Un Poutine “autoritaire, voire tyrannique”

“Poutine s’est sérieusement radicalisé”, reconnaît Bob Deen, expert en Europe de l’Est à l’Institut Clingendael. Selon lui, la guerre a durci les opinions du chef du Kremlin. L’image qu’il se fait de l’ennemi a été renforcée par les soulèvements en Ukraine, en Géorgie et, dans une moindre mesure, au Kirghizstan, explique l’expert. Poutine estime qu’ils ont tous été attisés par l’Occident, qui voudrait reléguer la grande Russie au rang d’acteur régional, tout au plus, aux yeux du monde. “Les défenseurs des droits de l’homme et les organisations qui soutiennent la démocratie sur les flancs de la Russie sont donc automatiquement considérés par le Kremlin comme des partenaires de la CIA et des renseignements britanniques.
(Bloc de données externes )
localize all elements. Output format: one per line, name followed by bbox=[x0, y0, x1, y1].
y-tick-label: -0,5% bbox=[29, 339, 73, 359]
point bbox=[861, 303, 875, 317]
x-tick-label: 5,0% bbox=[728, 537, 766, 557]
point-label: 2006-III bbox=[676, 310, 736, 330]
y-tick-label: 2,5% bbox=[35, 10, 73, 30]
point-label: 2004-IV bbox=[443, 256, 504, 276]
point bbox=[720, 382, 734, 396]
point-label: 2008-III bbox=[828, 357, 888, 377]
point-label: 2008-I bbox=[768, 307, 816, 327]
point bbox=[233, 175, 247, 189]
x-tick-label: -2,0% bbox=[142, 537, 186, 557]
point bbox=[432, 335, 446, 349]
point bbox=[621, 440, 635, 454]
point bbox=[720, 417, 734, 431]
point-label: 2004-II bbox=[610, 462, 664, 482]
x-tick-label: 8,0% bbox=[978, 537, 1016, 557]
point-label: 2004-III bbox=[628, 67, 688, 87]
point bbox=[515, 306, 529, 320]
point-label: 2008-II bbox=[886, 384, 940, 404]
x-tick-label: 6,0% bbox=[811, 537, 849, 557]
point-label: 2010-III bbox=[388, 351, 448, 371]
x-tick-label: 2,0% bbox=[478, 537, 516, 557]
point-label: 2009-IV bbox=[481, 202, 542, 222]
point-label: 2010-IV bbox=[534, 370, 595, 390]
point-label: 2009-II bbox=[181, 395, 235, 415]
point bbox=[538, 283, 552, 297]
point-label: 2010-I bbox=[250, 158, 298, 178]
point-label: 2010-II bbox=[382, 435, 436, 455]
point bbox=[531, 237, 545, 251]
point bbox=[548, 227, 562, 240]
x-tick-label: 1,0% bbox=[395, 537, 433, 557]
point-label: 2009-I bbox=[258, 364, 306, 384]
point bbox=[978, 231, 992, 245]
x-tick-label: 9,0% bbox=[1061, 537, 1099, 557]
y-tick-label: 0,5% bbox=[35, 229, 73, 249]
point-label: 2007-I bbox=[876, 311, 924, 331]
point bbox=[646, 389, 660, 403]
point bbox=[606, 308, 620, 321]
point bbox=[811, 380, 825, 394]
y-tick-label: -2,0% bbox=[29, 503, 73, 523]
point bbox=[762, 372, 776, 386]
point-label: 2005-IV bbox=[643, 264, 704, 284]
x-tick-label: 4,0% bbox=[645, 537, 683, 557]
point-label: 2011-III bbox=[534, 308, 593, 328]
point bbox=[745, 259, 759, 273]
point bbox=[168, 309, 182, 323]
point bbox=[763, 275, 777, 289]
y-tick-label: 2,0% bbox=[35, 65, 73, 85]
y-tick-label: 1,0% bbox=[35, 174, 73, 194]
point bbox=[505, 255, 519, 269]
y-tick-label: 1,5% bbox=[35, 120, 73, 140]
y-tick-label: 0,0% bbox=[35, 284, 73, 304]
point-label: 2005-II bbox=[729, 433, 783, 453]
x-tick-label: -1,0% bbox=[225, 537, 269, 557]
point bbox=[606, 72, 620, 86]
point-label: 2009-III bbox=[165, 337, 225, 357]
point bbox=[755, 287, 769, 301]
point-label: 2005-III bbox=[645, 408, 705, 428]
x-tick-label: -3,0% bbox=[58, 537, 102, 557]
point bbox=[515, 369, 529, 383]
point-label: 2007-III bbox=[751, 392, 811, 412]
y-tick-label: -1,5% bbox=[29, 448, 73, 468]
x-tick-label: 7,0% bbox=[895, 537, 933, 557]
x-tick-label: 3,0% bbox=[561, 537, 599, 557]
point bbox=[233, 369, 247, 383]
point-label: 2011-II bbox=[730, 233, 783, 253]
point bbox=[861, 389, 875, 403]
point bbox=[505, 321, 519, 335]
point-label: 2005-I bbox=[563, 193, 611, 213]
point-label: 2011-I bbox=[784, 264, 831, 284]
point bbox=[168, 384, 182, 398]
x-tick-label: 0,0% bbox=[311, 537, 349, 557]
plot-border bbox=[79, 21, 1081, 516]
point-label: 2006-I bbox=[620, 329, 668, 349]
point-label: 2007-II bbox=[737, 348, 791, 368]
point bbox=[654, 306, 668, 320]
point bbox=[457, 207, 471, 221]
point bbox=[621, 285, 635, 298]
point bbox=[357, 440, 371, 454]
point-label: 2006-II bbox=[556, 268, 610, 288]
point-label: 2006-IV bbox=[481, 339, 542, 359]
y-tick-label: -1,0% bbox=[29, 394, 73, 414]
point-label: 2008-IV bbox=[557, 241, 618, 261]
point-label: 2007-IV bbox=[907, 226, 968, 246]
Ainsi, presque toutes les institutions russes qui défendent les droits démocratiques au niveau national ont été déclarées ‘organisations indésirables’. Il est même désormais punissable pour les Russes d’être en contact avec ces fondations.”

“Plus la répression est forte, moins l’information remonte la pyramide. Mais plus le pouvoir est concentré entre les mains d’un seul dirigeant, plus la corruption augmente, plus le risque que les choses tournent mal est grand”, met en garde Mariëlle Wijermars. Selon l’experte, même si Poutine peut continuer à diriger le pays de la sorte pendant de longues années, la finalité de tout ça sera forcément tragique pour la Russie. Bob Deen estime que l’obsession de Poutine pour l’Histoire comment à devenir contre-productive pour lui. “Pour Poutine, l’Ukraine est tout simplement la Russie. Il a d’ailleurs écrit un article sur le lien historique entre les deux pays, dont la lecture est obligatoire pour tous les soldats russes.” Le spécialiste conclut: “Les téléspectateurs qui ont regardé son interview avec Tucker Carlson ont vu un Poutine autoritaire, un peu tyrannique. Mais c’est exactement ce qu’il veut montrer. Il veut dire au monde: ‘Je tiendrai plus longtemps que vous’.”